Politics and Government: Resources
Please note when the library recently updated our online catalogs, the links in our subject guides broke. We are working actively to fix this problem. In the meantime, you can search for materials referenced by consulting the library catalog and our catalog of archives and manuscript materials.
Many of Bowdoin’s alumni have entered government service and the political arena, and, in acquiring their personal papers, Special Collections & Archives has amassed a significant quantity of research material for the study of American politics and government. These resources date from the late 18th to the early 21st centuries, documenting political engagement in Maine, nationally, and internationally.
This guide details those manuscript collections with substantial political components, as well as several collections of clippings, pamphlets, and other printed materials. The outline is organized by governmental branch, with cross-references where necessary.
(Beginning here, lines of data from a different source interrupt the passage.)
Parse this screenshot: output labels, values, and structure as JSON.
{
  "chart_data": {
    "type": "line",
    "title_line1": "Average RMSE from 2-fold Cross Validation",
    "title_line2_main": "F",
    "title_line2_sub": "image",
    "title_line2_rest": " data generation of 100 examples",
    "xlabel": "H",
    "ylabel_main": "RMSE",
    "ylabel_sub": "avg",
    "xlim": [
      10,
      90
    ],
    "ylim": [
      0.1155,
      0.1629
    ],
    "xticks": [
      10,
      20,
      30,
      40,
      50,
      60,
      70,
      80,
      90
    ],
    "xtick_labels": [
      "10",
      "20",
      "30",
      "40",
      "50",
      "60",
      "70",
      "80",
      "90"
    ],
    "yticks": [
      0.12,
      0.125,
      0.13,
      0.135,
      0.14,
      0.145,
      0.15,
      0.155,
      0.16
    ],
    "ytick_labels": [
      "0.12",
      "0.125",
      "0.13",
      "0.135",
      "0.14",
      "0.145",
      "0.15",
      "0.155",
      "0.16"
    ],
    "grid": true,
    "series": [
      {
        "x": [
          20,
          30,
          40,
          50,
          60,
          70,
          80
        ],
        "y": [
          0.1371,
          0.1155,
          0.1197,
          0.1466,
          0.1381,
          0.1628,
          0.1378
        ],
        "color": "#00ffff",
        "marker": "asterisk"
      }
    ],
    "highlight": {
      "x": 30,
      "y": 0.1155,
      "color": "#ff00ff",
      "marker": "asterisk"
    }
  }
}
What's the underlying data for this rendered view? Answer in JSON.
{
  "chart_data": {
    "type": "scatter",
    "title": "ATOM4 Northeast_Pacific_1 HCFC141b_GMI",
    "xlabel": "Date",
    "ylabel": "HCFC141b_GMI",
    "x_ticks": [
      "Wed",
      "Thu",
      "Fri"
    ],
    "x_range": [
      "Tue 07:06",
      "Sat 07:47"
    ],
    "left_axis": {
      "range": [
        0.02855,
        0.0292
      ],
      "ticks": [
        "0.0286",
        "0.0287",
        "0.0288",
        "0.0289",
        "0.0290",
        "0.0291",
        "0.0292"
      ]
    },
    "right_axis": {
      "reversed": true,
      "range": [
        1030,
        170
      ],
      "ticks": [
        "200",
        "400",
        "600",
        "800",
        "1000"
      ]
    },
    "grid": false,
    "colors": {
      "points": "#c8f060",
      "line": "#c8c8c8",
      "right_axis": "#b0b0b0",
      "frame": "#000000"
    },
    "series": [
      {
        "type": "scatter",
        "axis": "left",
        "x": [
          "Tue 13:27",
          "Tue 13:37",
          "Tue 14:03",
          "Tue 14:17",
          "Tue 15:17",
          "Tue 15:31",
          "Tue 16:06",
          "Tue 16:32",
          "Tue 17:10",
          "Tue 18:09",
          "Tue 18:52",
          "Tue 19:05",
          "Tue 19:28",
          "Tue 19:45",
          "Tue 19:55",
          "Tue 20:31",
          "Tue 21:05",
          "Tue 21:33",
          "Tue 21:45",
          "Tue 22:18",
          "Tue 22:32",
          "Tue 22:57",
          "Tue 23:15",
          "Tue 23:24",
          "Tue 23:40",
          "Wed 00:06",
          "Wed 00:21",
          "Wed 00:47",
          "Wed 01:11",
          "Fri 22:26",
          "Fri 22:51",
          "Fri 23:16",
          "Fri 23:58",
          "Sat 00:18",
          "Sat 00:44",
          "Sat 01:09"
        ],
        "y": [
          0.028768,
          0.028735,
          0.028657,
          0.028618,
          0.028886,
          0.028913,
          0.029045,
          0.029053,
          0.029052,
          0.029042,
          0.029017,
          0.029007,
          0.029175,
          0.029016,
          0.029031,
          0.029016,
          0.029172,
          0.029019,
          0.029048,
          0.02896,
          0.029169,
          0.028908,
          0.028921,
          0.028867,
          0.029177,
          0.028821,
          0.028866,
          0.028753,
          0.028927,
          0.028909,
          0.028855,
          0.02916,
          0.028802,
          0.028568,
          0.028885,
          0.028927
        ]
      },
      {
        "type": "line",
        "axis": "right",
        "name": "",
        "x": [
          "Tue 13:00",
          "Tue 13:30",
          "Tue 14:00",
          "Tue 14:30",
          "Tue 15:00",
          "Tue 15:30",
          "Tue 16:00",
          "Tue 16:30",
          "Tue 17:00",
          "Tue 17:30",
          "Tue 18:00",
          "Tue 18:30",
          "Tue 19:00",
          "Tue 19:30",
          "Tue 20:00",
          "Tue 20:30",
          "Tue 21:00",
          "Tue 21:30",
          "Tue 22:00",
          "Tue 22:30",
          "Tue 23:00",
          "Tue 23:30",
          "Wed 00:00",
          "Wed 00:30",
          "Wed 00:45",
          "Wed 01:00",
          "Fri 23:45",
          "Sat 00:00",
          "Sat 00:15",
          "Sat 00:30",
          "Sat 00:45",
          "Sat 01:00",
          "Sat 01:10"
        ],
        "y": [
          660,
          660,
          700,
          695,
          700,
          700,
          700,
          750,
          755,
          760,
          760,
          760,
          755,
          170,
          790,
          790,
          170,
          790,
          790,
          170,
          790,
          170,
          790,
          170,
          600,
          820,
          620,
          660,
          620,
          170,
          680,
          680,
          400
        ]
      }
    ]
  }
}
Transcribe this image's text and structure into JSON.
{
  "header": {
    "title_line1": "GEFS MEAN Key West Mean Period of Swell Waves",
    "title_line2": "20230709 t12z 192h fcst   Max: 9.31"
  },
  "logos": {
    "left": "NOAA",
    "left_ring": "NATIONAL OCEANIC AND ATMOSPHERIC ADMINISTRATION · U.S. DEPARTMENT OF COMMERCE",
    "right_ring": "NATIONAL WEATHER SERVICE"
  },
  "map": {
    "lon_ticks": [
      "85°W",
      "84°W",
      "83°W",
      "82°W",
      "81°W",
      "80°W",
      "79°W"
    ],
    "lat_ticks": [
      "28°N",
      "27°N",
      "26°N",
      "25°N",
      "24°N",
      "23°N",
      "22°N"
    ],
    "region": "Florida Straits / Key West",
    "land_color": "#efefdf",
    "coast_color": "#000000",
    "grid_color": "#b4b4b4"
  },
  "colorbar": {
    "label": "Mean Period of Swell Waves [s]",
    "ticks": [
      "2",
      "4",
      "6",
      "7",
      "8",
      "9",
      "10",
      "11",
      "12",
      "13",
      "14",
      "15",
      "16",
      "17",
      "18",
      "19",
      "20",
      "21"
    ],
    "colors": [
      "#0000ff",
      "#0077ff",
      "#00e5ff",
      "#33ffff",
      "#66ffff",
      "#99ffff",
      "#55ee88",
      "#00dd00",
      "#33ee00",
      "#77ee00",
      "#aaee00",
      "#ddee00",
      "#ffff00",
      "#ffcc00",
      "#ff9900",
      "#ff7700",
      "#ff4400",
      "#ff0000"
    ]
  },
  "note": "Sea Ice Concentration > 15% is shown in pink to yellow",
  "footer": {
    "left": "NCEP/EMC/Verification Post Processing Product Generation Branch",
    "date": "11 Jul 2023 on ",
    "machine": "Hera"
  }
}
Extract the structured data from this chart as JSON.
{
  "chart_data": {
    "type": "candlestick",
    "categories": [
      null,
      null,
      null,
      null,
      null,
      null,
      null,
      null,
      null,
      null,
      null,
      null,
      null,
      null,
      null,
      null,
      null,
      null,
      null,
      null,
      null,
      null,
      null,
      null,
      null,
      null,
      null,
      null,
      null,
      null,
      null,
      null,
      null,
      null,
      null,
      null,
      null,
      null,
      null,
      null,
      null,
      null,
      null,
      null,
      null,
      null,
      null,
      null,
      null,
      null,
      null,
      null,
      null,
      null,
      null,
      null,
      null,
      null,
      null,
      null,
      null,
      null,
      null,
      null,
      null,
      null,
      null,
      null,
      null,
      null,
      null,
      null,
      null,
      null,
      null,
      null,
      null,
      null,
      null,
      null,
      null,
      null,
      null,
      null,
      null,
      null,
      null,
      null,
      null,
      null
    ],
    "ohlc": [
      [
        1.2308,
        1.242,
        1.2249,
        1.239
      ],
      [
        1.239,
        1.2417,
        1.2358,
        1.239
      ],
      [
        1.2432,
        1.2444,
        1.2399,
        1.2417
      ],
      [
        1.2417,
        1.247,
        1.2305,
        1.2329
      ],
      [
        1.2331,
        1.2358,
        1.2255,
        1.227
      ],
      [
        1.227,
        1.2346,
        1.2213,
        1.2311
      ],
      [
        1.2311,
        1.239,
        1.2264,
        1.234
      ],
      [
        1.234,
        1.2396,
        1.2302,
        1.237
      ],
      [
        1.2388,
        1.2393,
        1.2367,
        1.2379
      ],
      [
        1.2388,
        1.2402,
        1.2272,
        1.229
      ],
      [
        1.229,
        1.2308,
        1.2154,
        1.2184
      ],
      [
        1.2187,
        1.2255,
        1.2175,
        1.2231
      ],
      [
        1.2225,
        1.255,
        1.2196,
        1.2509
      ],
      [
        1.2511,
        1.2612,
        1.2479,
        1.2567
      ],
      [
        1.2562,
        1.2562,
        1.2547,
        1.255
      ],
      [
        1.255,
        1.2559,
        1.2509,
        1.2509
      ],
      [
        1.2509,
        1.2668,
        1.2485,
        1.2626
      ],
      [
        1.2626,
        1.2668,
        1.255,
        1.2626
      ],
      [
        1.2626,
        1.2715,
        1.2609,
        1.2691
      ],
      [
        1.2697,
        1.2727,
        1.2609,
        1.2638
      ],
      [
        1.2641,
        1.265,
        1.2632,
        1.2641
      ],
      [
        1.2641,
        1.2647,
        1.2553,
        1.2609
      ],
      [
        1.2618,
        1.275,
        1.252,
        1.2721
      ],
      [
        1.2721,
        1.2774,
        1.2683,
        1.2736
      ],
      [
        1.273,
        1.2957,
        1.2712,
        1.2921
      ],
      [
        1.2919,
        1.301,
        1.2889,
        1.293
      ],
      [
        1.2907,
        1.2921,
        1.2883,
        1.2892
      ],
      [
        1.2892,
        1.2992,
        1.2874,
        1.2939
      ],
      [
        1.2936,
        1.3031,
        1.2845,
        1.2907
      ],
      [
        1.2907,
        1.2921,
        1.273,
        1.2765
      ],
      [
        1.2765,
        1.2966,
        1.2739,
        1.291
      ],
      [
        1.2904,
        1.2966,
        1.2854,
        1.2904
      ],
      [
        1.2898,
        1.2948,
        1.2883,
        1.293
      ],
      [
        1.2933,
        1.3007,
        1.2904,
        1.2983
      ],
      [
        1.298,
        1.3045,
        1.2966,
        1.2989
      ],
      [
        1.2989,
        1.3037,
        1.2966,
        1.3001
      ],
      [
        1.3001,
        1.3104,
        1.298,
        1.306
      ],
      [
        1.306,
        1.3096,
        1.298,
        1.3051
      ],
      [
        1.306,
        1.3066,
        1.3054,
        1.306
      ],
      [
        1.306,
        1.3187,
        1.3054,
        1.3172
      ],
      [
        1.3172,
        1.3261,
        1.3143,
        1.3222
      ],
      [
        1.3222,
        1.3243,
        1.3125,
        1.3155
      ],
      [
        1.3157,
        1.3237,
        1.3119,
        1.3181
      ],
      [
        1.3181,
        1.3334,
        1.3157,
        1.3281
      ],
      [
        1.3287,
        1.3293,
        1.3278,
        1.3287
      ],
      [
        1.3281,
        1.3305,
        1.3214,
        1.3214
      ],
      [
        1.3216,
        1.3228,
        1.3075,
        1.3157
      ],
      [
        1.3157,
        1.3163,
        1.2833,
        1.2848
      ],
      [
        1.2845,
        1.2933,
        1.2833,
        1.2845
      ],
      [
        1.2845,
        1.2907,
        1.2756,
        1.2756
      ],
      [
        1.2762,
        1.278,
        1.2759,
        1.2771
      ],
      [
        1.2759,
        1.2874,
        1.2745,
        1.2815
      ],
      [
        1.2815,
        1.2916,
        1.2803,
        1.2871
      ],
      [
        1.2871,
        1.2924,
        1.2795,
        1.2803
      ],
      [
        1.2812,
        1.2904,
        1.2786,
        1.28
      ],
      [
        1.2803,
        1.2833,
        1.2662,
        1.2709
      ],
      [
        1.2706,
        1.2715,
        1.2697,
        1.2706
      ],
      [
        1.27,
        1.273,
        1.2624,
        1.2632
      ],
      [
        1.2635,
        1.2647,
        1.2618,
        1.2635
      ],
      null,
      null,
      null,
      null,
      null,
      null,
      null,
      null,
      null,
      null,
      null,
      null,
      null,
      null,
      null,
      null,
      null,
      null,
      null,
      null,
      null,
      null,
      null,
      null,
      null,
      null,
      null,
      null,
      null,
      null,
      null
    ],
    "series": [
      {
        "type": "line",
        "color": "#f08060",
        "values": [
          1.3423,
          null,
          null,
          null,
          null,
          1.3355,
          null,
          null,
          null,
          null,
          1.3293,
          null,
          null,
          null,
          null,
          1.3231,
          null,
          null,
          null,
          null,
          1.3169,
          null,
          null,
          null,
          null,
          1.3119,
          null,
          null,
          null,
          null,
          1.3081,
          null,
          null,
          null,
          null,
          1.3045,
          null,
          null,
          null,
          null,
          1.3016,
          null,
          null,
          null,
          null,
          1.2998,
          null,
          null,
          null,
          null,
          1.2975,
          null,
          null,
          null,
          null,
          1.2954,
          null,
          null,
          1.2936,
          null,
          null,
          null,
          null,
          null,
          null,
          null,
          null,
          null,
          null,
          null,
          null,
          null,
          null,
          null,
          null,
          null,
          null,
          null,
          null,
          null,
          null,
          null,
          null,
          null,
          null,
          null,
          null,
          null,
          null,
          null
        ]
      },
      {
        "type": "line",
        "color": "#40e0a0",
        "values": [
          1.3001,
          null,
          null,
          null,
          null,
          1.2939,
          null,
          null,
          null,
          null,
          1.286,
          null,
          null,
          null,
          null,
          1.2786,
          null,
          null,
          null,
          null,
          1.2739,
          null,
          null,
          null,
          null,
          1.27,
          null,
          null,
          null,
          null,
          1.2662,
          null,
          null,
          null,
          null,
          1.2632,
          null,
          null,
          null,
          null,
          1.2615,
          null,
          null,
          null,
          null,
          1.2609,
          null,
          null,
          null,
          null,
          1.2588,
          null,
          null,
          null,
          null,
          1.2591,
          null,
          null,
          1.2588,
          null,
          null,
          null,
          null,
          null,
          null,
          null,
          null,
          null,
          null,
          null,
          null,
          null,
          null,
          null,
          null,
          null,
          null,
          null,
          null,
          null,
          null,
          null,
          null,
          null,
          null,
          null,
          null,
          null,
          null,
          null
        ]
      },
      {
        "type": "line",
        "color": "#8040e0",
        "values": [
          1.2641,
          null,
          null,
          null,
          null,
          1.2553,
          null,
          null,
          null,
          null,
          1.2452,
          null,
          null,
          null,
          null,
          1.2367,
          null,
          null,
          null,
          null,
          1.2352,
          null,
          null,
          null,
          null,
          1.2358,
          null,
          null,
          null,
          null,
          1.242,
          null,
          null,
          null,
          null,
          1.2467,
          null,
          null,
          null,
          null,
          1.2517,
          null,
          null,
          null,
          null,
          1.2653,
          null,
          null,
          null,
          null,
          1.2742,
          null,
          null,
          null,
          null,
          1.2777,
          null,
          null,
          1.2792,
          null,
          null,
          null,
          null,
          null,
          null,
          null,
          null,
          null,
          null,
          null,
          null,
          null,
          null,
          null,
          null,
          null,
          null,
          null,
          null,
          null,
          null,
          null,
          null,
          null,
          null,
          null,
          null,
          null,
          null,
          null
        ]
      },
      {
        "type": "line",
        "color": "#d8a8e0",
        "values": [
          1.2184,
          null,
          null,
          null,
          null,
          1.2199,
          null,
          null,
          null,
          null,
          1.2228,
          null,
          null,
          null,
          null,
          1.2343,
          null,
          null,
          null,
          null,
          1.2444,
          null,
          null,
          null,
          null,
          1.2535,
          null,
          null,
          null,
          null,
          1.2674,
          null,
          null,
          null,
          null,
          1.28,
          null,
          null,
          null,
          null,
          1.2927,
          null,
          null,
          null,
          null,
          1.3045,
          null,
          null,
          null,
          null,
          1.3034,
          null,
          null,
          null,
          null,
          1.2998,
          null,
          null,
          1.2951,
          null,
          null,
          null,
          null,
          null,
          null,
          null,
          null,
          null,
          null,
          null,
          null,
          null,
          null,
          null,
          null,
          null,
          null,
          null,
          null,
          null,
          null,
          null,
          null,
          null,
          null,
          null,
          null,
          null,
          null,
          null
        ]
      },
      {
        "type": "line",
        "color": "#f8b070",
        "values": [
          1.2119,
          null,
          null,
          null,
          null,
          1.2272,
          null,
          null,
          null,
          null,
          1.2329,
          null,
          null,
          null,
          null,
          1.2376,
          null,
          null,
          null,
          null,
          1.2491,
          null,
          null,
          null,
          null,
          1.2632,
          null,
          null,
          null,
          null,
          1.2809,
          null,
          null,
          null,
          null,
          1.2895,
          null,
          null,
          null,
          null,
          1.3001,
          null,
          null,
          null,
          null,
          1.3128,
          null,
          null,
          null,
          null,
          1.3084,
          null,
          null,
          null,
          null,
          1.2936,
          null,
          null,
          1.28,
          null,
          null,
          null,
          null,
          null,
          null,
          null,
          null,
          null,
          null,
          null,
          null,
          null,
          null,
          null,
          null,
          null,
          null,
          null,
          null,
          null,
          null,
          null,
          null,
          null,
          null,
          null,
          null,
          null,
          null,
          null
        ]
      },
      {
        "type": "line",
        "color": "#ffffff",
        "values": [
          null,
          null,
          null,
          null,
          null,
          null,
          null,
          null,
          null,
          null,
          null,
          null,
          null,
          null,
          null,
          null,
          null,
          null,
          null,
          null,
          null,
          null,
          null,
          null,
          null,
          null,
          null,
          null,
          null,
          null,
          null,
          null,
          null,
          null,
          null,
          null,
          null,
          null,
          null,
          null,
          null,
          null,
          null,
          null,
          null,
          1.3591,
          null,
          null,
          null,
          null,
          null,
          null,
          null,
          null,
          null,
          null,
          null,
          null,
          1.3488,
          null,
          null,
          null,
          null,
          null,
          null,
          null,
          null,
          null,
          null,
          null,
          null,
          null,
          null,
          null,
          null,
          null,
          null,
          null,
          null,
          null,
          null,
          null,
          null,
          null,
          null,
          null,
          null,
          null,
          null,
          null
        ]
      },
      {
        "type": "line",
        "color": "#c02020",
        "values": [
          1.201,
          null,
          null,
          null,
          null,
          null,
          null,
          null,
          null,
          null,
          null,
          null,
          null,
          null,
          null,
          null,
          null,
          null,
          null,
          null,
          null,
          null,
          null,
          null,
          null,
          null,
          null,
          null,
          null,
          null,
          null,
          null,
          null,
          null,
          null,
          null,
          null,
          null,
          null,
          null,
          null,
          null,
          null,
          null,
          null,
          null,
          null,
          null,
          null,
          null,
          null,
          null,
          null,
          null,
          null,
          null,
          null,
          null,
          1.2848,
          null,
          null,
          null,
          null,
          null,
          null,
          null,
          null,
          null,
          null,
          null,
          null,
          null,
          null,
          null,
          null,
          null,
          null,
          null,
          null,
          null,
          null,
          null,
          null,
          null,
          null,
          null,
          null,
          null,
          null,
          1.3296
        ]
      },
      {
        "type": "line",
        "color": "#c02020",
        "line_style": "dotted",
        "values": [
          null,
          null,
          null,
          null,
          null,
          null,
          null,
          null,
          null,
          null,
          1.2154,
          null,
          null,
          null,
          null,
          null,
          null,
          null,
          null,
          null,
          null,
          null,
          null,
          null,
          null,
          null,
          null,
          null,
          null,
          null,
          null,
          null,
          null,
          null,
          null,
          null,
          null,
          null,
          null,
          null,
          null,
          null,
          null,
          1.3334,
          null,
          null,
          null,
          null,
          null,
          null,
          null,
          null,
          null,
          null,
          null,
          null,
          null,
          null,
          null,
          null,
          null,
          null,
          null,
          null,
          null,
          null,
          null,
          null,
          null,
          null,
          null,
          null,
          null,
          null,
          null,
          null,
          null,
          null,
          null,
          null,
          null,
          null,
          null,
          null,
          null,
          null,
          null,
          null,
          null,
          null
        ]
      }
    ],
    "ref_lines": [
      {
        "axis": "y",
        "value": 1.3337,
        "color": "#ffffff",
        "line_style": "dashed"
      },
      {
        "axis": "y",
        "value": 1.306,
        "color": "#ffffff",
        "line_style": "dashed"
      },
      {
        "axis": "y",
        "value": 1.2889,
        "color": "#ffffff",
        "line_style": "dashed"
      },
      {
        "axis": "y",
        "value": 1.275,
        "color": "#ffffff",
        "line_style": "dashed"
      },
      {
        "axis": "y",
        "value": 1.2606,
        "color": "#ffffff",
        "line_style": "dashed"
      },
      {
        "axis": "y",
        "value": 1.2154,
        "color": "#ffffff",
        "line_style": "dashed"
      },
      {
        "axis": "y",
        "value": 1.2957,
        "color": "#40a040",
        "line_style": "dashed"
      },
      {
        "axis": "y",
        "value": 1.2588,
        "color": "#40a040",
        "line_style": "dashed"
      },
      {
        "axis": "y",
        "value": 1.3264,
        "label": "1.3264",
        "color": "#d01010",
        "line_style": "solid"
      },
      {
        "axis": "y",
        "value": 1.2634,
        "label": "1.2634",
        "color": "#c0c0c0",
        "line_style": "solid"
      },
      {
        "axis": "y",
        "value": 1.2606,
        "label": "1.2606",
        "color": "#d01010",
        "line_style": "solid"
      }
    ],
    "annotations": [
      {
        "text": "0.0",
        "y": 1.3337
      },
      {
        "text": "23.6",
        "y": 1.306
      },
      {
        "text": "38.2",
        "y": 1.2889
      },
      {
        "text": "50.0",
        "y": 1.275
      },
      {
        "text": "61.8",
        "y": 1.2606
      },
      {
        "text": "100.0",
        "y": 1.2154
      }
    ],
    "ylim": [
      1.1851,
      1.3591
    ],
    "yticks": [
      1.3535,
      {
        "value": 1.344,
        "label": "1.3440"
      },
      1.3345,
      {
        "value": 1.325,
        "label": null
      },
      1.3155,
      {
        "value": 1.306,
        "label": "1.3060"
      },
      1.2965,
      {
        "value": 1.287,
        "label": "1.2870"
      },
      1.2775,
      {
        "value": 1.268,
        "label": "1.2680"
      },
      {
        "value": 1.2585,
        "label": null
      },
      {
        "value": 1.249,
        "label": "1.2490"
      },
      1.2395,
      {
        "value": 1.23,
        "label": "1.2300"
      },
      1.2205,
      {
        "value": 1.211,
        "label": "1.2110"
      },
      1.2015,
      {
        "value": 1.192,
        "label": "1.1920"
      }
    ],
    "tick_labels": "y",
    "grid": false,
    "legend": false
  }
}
Collections too general to be so classified, involving the political process rather than an elected office or concerning specific political issues or events, are identified separately.
Principal among the collections listed in this guide are the papers of Senate Majority Leader George Mitchell, Representative Thomas H. Allen, Senator Ralph Owen Brewster, Speaker of the House Thomas Brackett Reed, and Senator William Pitt Fessenden, all distinguished alumni of Bowdoin College.
Some collections or items, such as the Henry Clay Frick Autograph Albums (one on Lincoln; the other of Presidential autographs) or the Melville Weston Fuller diaries (1879, 1880 and 1882), may involve politicians or government officials but, since they do not contain much political material, they are not included here.
Although a few archives collections are politically related enough to be of general interest, most of those are of a narrow scope (for example those records concerning the debates in the Massachusetts General Court on founding the College, dealing with the land grants received by the College in its early years, or involving issues of interest to past Bowdoin presidents). Because they are so specialized, they are not included here.